Casa de gobierno: Iztapalapa « A » (IZP. 4)
31/03/2026
En la imagen se congrega algo más que un conjunto de personas: se revela, con discreta elocuencia, la forma en que un equipo se constituye como estructura viva. No es casualidad que, en el trabajo de campo —ese terreno donde la teoría suele tropezar si no se sostiene en la práctica—, el funcionamiento colectivo dependa de algo más que la suma de voluntades. Depende, sobre todo, de la dirección.

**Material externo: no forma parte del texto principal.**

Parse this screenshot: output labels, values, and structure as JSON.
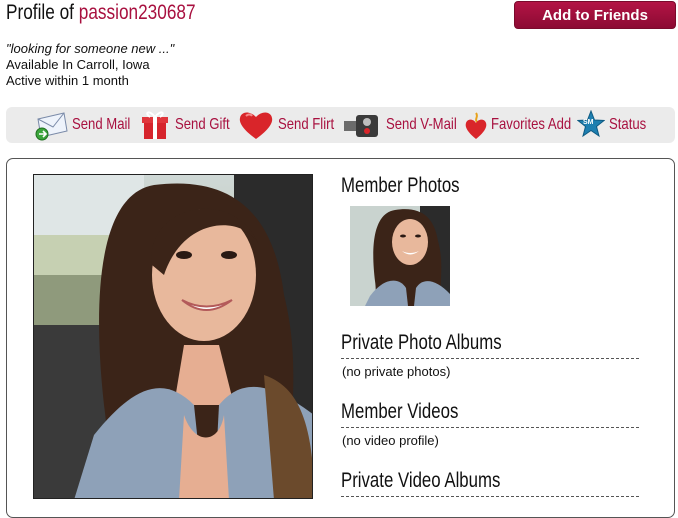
{
  "header": {
    "title_prefix": "Profile of",
    "username": "passion230687",
    "add_button": "Add to Friends"
  },
  "profile": {
    "tagline": "\"looking for someone new ...\"",
    "location": "Available In Carroll, Iowa",
    "activity": "Active within 1 month"
  },
  "toolbar": {
    "send_mail": "Send Mail",
    "send_gift": "Send Gift",
    "send_flirt": "Send Flirt",
    "send_vmail": "Send V-Mail",
    "favorites_add": "Favorites Add",
    "status": "Status",
    "status_badge": "SM"
  },
  "sections": {
    "member_photos": "Member Photos",
    "private_albums": "Private Photo Albums",
    "private_albums_empty": "(no private photos)",
    "member_videos": "Member Videos",
    "member_videos_empty": "(no video profile)",
    "private_videos": "Private Video Albums"
  },
  "colors": {
    "accent": "#a8103f",
    "button": "#9e0f3d",
    "toolbar_bg": "#ebebeb"
  }
}
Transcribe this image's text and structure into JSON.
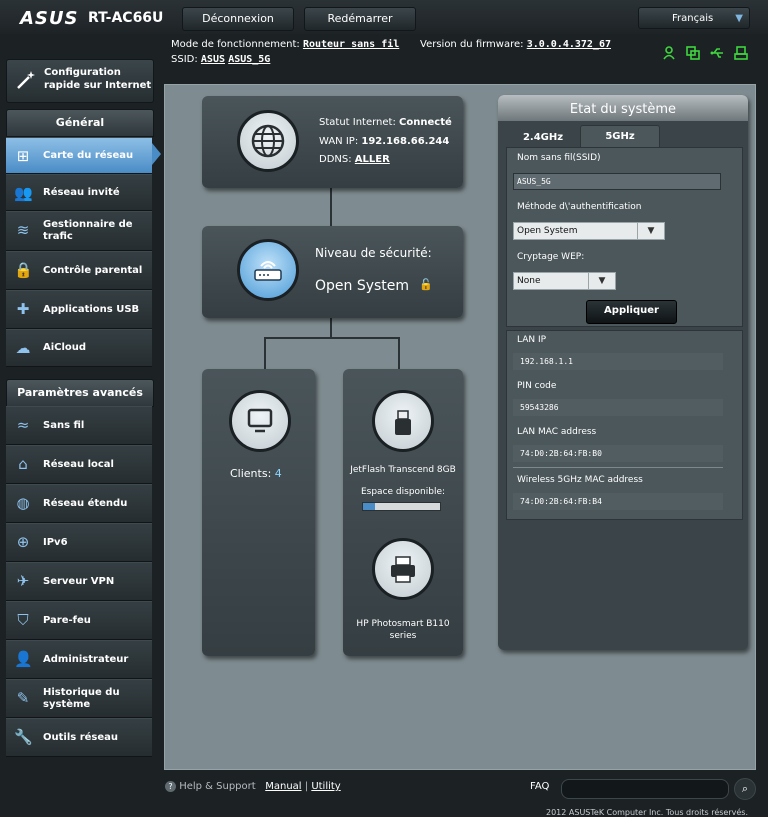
{
  "header": {
    "logo": "ASUS",
    "model": "RT-AC66U",
    "logout_label": "Déconnexion",
    "reboot_label": "Redémarrer",
    "language": "Français",
    "mode_label": "Mode de fonctionnement:",
    "mode_value": "Routeur sans fil",
    "firmware_label": "Version du firmware:",
    "firmware_value": "3.0.0.4.372_67",
    "ssid_label": "SSID:",
    "ssid_1": "ASUS",
    "ssid_2": "ASUS_5G",
    "status_icons": [
      "user-status-icon",
      "copy-status-icon",
      "usb-status-icon",
      "printer-status-icon"
    ]
  },
  "sidebar": {
    "quick_setup": "Configuration rapide sur Internet",
    "general_header": "Général",
    "general_items": [
      {
        "label": "Carte du réseau",
        "icon": "network-map-icon"
      },
      {
        "label": "Réseau invité",
        "icon": "guest-icon"
      },
      {
        "label": "Gestionnaire de trafic",
        "icon": "traffic-icon"
      },
      {
        "label": "Contrôle parental",
        "icon": "lock-icon"
      },
      {
        "label": "Applications USB",
        "icon": "puzzle-icon"
      },
      {
        "label": "AiCloud",
        "icon": "cloud-icon"
      }
    ],
    "advanced_header": "Paramètres avancés",
    "advanced_items": [
      {
        "label": "Sans fil",
        "icon": "wifi-icon"
      },
      {
        "label": "Réseau local",
        "icon": "home-icon"
      },
      {
        "label": "Réseau étendu",
        "icon": "globe-icon"
      },
      {
        "label": "IPv6",
        "icon": "ipv6-icon"
      },
      {
        "label": "Serveur VPN",
        "icon": "vpn-icon"
      },
      {
        "label": "Pare-feu",
        "icon": "shield-icon"
      },
      {
        "label": "Administrateur",
        "icon": "admin-icon"
      },
      {
        "label": "Historique du système",
        "icon": "log-icon"
      },
      {
        "label": "Outils réseau",
        "icon": "tools-icon"
      }
    ]
  },
  "map": {
    "internet_status_label": "Statut Internet:",
    "internet_status_value": "Connecté",
    "wan_ip_label": "WAN IP:",
    "wan_ip_value": "192.168.66.244",
    "ddns_label": "DDNS:",
    "ddns_value": "ALLER",
    "security_label": "Niveau de sécurité:",
    "security_value": "Open System",
    "clients_label": "Clients:",
    "clients_count": "4",
    "usb_name": "JetFlash Transcend 8GB",
    "usb_space_label": "Espace disponible:",
    "usb_used_fraction": 0.15,
    "printer_name": "HP Photosmart B110 series"
  },
  "system_status": {
    "title": "Etat du système",
    "tab_24": "2.4GHz",
    "tab_5": "5GHz",
    "ssid_label": "Nom sans fil(SSID)",
    "ssid_value": "ASUS_5G",
    "auth_label": "Méthode d\\'authentification",
    "auth_value": "Open System",
    "wep_label": "Cryptage WEP:",
    "wep_value": "None",
    "apply_label": "Appliquer",
    "lan_ip_label": "LAN IP",
    "lan_ip_value": "192.168.1.1",
    "pin_label": "PIN code",
    "pin_value": "59543286",
    "lan_mac_label": "LAN MAC address",
    "lan_mac_value": "74:D0:2B:64:FB:B0",
    "wl_mac_label": "Wireless 5GHz MAC address",
    "wl_mac_value": "74:D0:2B:64:FB:B4"
  },
  "footer": {
    "help": "Help & Support",
    "manual": "Manual",
    "separator": "|",
    "utility": "Utility",
    "faq": "FAQ",
    "copyright": "2012 ASUSTeK Computer Inc. Tous droits réservés."
  },
  "colors": {
    "accent_blue": "#4a8cc6",
    "status_green": "#3fd53f"
  }
}
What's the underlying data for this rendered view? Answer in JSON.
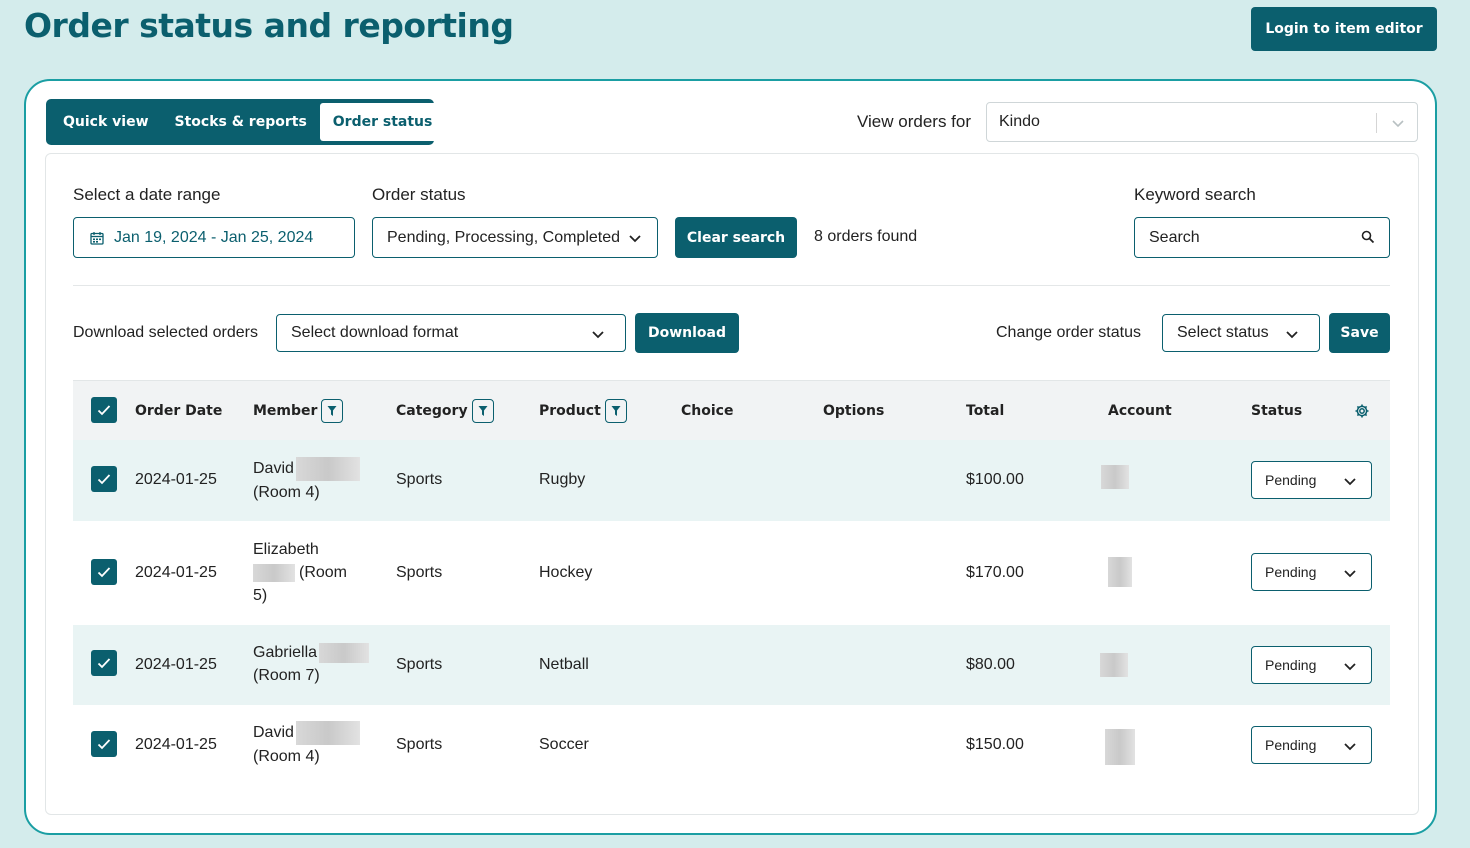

Como bien sugeriría Anthony Giddens, las estructuras no son entes abstractos que flotan por encima de la acción, sino que se producen y reproducen en la práctica cotidiana. Aquí, en este equipo conformado por la Secretaría de Atención y Participación Ciudadana, por orientadoras y educadores, la estructura no oprime: organiza, habilita, da cauce. Y lo hace de manera casi orgánica.
Porque cuando la dirección es clara —y, más aún, cuando es pertinente—, el trabajo deja de sentirse impuesto y comienza a fluir. Se vuelve orgánico, casi natural. Cada integrante encuentra su lugar sin necesidad de rigideces excesivas; cada acción se articula con otra como si respondiera a una lógica compartida. No es magia, aunque a veces lo parezca: es conducción.
En este caso, la cabeza visible, la directora Ana María Rodríguez Ruiz, no aparece como figura decorativa ni como autoridad distante, sino como eje que permite que el conjunto funcione sin fracturas. La buena dirección no asfixia: orienta. No impone cada movimiento: genera las condiciones para que el equipo se despliegue con autonomía.
Así, la inauguración de la cancha número 57 —impulsada también por el subsecretario Ángel Sánchez— no es únicamente un acto protocolario. Es la materialización de un proceso colectivo donde la coordinación, la confianza y la dirección adecuada han hecho posible que el trabajo de campo se traduzca en resultados concretos.
En otras palabras —y sin demasiada solemnidad—: un equipo puede existir sin dirección, sí… pero suele durar lo que un partido sin árbitro. Cuando hay una conducción sólida, en cambio, el juego no solo continúa: se entiende, se disfruta y, de vez en cuando, hasta se gana.